On Sun, Sep 05, 2010 at 07:37:54PM +0000, Blue Swirl wrote:
> On Sun, Sep 5, 2010 at 5:57 PM, Michael S. Tsirkin <m...@redhat.com> wrote:
> > On Sun, Sep 05, 2010 at 03:06:32PM +0000, Blue Swirl wrote:
> >> The signedness of enum types depend on the compiler implementation.
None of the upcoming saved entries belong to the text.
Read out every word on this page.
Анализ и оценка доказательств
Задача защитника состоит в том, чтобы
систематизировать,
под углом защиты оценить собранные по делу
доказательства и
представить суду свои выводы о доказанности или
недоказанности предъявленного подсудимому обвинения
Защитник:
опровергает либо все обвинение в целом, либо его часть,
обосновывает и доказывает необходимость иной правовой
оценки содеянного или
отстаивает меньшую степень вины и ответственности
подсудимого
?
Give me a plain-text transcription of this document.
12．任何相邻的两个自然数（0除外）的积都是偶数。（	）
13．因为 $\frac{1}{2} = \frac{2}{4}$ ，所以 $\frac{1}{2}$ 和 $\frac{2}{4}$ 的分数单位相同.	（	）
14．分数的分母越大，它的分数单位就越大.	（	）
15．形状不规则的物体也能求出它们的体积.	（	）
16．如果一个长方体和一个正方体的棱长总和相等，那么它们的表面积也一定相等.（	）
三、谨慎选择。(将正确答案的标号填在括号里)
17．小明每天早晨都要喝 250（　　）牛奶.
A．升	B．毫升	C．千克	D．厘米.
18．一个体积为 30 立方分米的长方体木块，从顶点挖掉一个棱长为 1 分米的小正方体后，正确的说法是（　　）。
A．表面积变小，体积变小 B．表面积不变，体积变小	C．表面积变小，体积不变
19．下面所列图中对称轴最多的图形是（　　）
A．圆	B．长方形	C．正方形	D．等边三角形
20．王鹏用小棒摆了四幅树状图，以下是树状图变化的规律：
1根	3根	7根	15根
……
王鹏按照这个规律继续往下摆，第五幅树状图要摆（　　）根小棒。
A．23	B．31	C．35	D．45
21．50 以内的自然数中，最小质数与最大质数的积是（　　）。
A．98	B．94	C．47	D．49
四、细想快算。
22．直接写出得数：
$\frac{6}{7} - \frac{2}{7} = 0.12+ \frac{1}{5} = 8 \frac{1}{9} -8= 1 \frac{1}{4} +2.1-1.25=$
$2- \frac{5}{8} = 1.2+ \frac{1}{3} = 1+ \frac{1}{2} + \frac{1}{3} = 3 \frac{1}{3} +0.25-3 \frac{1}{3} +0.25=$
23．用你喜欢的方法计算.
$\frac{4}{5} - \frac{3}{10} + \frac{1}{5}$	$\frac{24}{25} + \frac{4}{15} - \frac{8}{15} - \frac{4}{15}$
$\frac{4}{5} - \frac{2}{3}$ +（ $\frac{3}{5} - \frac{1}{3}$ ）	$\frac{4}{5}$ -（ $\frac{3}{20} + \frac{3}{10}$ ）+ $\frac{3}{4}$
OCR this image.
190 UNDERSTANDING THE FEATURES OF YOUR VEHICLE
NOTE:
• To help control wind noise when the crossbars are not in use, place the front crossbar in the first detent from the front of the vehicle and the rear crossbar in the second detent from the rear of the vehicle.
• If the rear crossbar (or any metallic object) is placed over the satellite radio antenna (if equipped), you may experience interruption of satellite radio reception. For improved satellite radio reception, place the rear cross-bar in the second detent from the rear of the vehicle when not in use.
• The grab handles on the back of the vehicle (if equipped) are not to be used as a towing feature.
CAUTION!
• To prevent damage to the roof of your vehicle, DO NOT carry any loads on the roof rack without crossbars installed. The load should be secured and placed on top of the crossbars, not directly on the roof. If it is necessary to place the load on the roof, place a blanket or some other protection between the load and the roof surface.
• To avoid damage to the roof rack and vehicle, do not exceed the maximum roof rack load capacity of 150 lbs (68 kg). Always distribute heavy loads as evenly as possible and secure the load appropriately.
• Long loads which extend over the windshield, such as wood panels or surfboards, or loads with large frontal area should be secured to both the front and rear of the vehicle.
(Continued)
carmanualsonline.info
> >> Therefore the check for negative values may or may not be meaningful.
> >>
> >> Fix by explicitly casting to a signed integer.
> >>
> >> Since the values are also checked earlier against event_names
> >> table, this is an internal error. Change the 'if' to 'assert'.
> >>
> >> This also fixes a warning with GCC flag -Wtype-limits.
> >>
> >> Signed-off-by: Blue Swirl <blauwir...@gmail.com>
> >> ---
> >>  block/blkdebug.c |    4 +---
> >>  1 files changed, 1 insertions(+), 3 deletions(-)
> >>
> >> diff --git a/block/blkdebug.c b/block/blkdebug.c
> >> index 2a63df9..4d6ff0a 100644
> >> --- a/block/blkdebug.c
> >> +++ b/block/blkdebug.c
> >> @@ -439,9 +439,7 @@ static void blkdebug_debug_event(BlockDriverState
> >> *bs, BlkDebugEvent event)
> >>      struct BlkdebugRule *rule;
> >>      BlkdebugVars old_vars = s->vars;
> >>
> >> -    if (event < 0 || event >= BLKDBG_EVENT_MAX) {
> >> -        return;
> >> -    }
> >> +    assert((int)event >= 0 && event < BLKDBG_EVENT_MAX);
> >
> > I am not sure all compilers must generate a negative value from
> > a very large unsigned integer cast to int.
> 
> The enum rules seem to be vague. The type of enums may also be signed
> (on GCC when the enum set includes negative values, on other compilers
> in other cases). Do any machines or compilers exist (on which QEMU
> runs) where this could happen?

I remember reading that GCC sometimes assumes signed integers don't overflow,
and generates code behaves incorrectly if they do.
No idea whether this is ever the case for casts.